Пройдет совсем немного времени и отец, этот эстет, которого судьба не наделила богатым воображением, но щедро одарила склонностью к меланхолии, увидит в своем первенце художественное дарование, значительно превосходящее его собственное. На двух вариантах одного и того же рисунка карандашом, сделанных Пикассо в Ла-Корунье в 1895 году, когда семья собиралась переезжать в Барселону, Хосе Руис Бласко изображен перед мольбертом с палитрой и кистью в руке. Нужно заметить, что на одном из этих рисунков он выглядит бодрым и с интересом взирает на мир вокруг себя — таким Пикассо изображал отца нечасто. А на другом рисунке веки его опущены и взгляд словно обращен к той ночи, что царит в глубине его души, ночи, которую еще не родившийся в ту пору Лорка всегда называл черной.

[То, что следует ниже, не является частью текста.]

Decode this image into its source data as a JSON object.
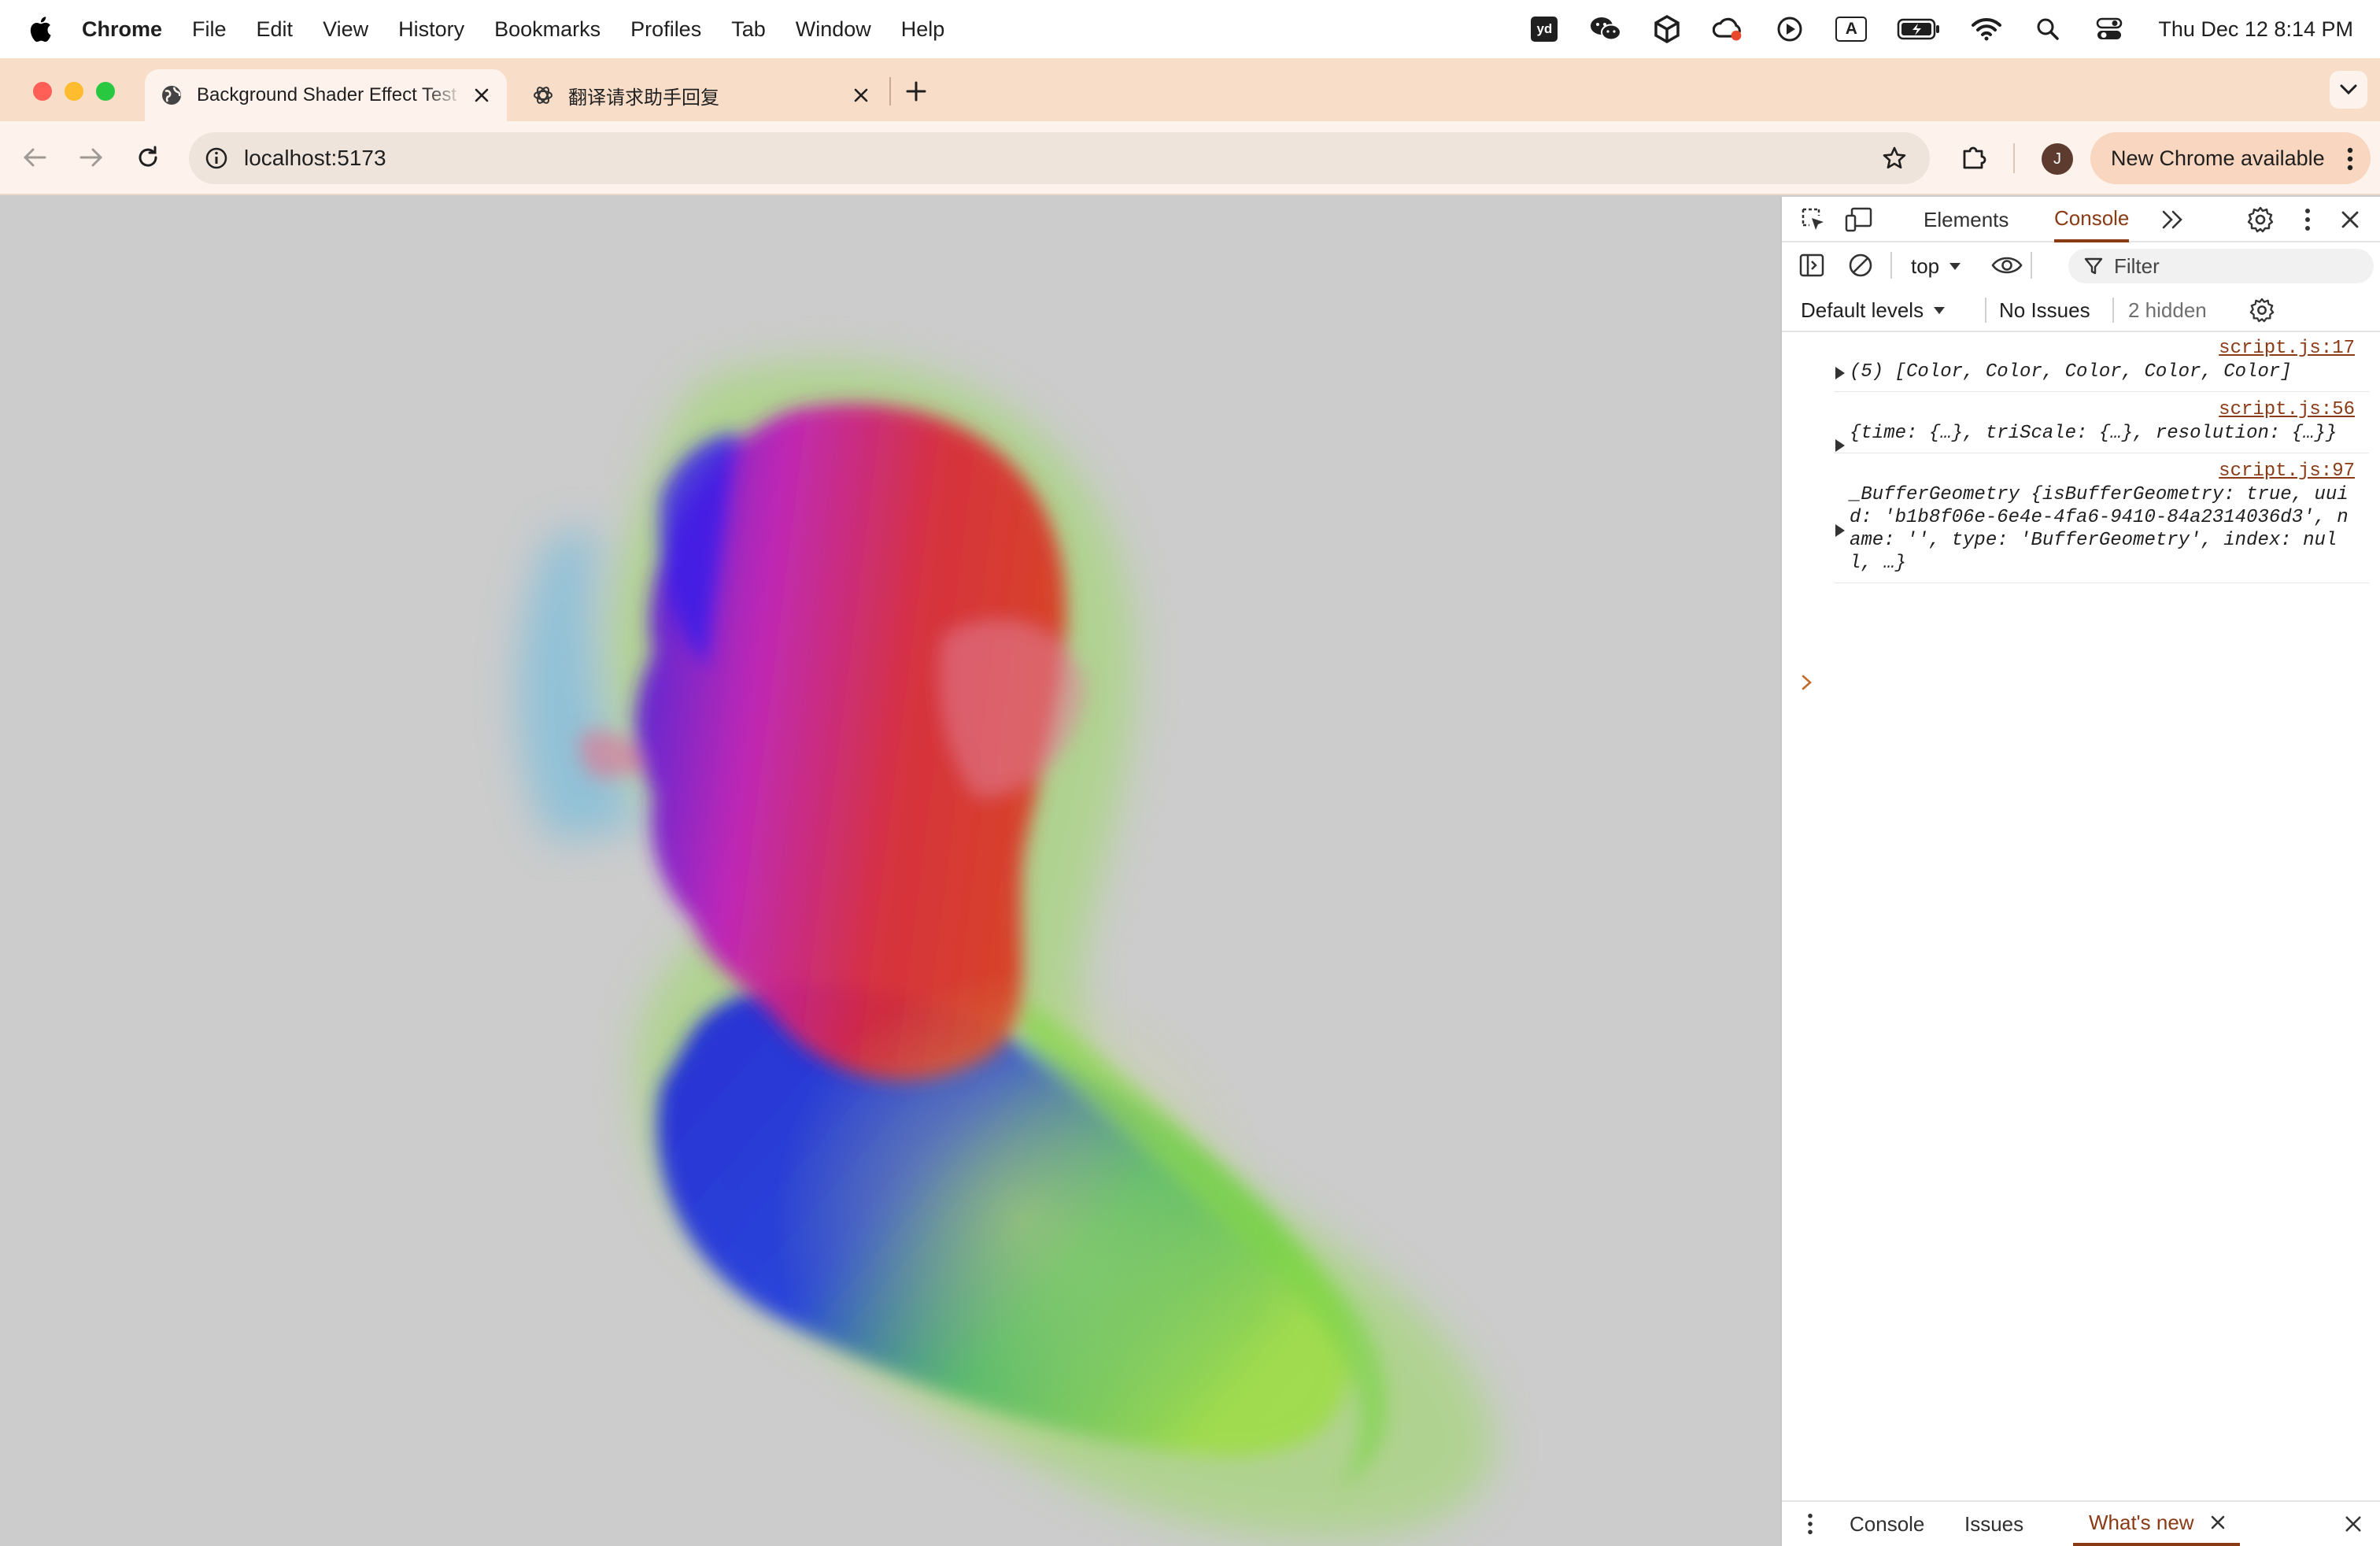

Вскоре после того как были сделаны эти карандашные наброски, отец вручил Пикассо свою палитру и кисти: "Сын мой, больше я ничему не могу научить тебя". Этот поступок дона Хосе заставляет вспомнить Андреа Верроккьо9, который, по свидетельству Джорджо Вазари10, потрясенный мастерством своего ученика Леонардо да Винчи, навсегда забросил живопись. Воспоминание Пикассо представляется вполне соответствующим действительности, особенно если иметь в виду, какую любовь и почтение он всегда испытывал к отцу; лишь один раз художник повел себя странно, отказавшись по непонятным причинам присутствовать на похоронах дона Хосе. Но поскольку на портретах, выполненных юным Пикассо в Ла-Корунье, дон Хосе изображен с палитрой и кистью в руке, то, по всей видимости, сыну он их передал сразу после этого.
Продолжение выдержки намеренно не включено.